交通事故でけがをしたら,保険会社から健康保険を使ってほしいと打診された

 交通事故に遭い傷害を負った場合,病院の治療費は,保険会社が直接,医療機関に支払うことがほとんどです。その際,保険会社から健康保険を使ってほしいと打診されることがあります。

 交通事故の被害者の中には,自分に過失がないのに,なぜ,自分の健康保険を使わないといけないのか?と思う方もいらっしゃるでしょう。それでは,健康保険を使う必要はないのでしょうか?

治療費はできるだけ少ない方がいい

 保険会社が健康保険を使ってほしいと打診してくるのは,多くの場合,被害者が入院し・手術を受けるような場合です。交通事故の治療は,自由診療で行われることが通常です。入院・手術を伴う場合,自由診療だと,治療費だけで何百万とかかってしまいます。

 自動車保険は,強制保険である自賠責保険と自賠責保険の上乗せの任意保険の2段階になっています。自賠責保険の範囲内であれば,任意保険会社は自分たちの懐は痛みません。なので,自賠責保険の範囲内であれば,比較的,支払いがスムーズですが,自賠責保険の範囲を超えると,任意保険会社は支払いを渋ってくる傾向にあります。

 自賠責保険の範囲は,①傷害,②後遺障害,③死亡とそれぞれで上限額が決まっています。治療費に関係する傷害部分は,120万円が上限です。
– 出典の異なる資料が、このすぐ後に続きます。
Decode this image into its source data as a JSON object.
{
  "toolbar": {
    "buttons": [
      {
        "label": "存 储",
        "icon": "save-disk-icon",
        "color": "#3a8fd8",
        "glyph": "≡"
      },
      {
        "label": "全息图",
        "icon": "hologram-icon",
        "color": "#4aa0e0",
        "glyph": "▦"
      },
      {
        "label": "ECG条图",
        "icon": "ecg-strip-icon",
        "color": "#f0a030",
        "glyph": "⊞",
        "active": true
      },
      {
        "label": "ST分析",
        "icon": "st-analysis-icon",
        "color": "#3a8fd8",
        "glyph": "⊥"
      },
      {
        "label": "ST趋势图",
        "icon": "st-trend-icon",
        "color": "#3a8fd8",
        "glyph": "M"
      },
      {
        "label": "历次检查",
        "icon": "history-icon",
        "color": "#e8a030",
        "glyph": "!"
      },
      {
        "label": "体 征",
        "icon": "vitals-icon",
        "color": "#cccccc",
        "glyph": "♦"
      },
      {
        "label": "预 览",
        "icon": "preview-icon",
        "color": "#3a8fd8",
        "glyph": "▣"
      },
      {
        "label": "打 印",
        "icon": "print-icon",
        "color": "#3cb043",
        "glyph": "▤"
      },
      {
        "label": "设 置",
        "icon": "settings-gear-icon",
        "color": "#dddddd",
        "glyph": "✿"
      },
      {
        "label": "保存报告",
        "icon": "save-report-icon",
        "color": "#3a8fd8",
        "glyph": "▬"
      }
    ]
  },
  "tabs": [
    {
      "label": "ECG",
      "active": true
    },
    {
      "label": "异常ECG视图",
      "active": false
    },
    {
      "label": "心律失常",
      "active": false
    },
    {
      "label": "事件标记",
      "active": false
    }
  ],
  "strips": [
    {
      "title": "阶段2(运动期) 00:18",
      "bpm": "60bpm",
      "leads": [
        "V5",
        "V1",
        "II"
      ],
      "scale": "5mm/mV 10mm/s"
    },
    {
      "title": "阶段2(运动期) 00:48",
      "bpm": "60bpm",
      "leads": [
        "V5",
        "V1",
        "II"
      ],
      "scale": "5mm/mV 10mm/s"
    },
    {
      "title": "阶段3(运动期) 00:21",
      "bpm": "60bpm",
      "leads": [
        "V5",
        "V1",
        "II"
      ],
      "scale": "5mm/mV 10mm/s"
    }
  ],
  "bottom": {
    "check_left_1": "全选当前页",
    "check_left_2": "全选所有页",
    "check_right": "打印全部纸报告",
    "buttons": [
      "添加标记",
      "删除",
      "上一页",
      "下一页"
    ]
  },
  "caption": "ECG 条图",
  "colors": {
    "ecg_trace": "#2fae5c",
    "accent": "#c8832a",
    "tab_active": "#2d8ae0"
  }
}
 120万円しか自賠責保険の枠がないので,治療費はできるだけ少ないにこしたことはないのです。

交通事故でも健康保険を使用できる

 交通事故の治療は,自由診療で行われることが通常ですが,健康保険を使用することもできます。ただし,交通事故の治療で,健康保険を使用する場合は第三者行為届を健康保険組合等に提出する必要があります。保険会社に連絡するれば,喜んで手配をしてくれるでしょう。

健康保険を使用しても保険会社が融通するとは限らない

 保険会社の中には,健康保険をどうしても使用してほしいので,被害者に慰謝料等で融通するので,健康保険を使用してほしいと話を持ち掛けてくることもあります。
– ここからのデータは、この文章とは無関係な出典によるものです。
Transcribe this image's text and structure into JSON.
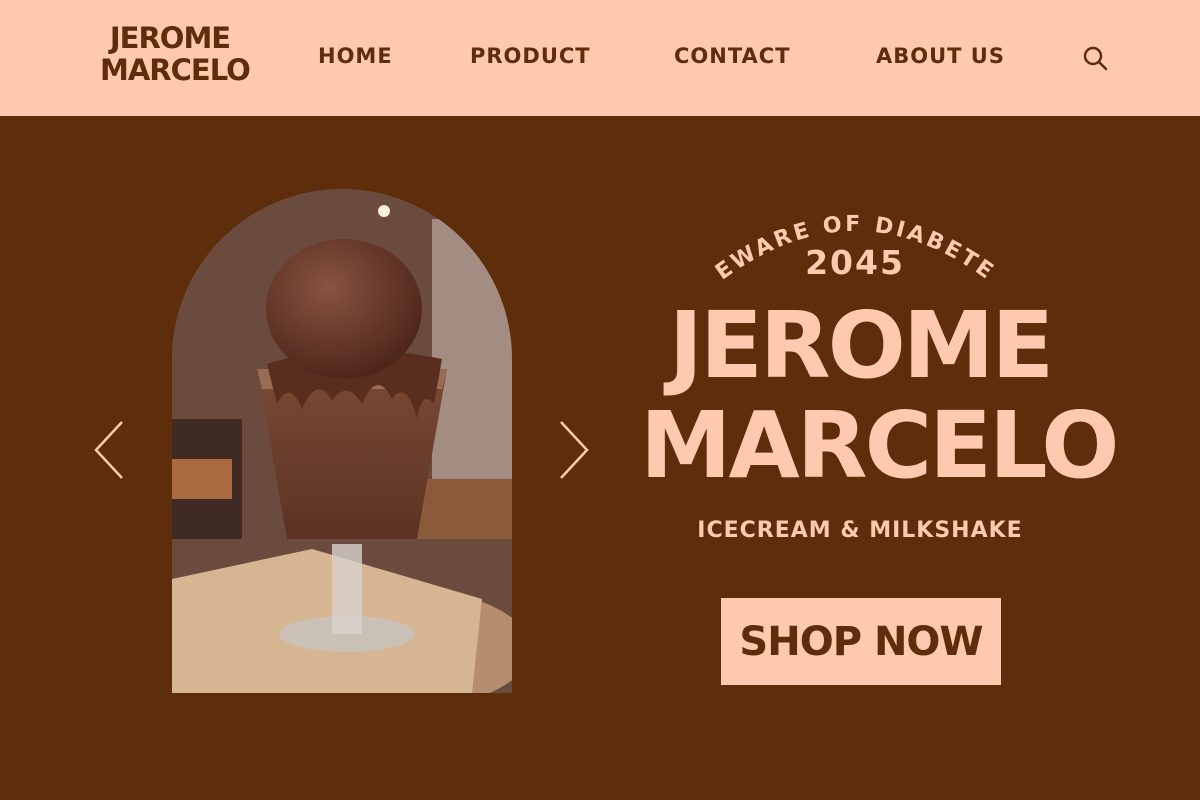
{
  "header": {
    "logo_line1": "JEROME",
    "logo_line2": "MARCELO",
    "nav": [
      "HOME",
      "PRODUCT",
      "CONTACT",
      "ABOUT US"
    ],
    "search_icon": "search-icon"
  },
  "hero": {
    "arc_text": "BEWARE OF DIABETES",
    "year": "2045",
    "title_line1": "JEROME",
    "title_line2": "MARCELO",
    "tagline": "ICECREAM & MILKSHAKE",
    "cta": "SHOP NOW",
    "image_alt": "chocolate ice cream sundae in a glass"
  },
  "colors": {
    "background": "#5e2d0c",
    "accent": "#fec9ae"
  }
}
 保険会社がほんとに融通するのかは定かではありません。そもそも,保険会社の示談提示は,裁判基準に比べて,ずっと低い金額なので,融通されたところで示談提示が裁判基準に近い数字になることは決してないでしょう。

保険会社から健康保険の使用を打診されたら,健康保険を使う方向で検討した方がいい

 以上のように,治療費はできるだけ少ない方がいいのは確かなので,保険会社から健康保険の使用を打診された場合は,被害者に過失がなくても,健康保険を使う方向で進めていく方がいいでしょう。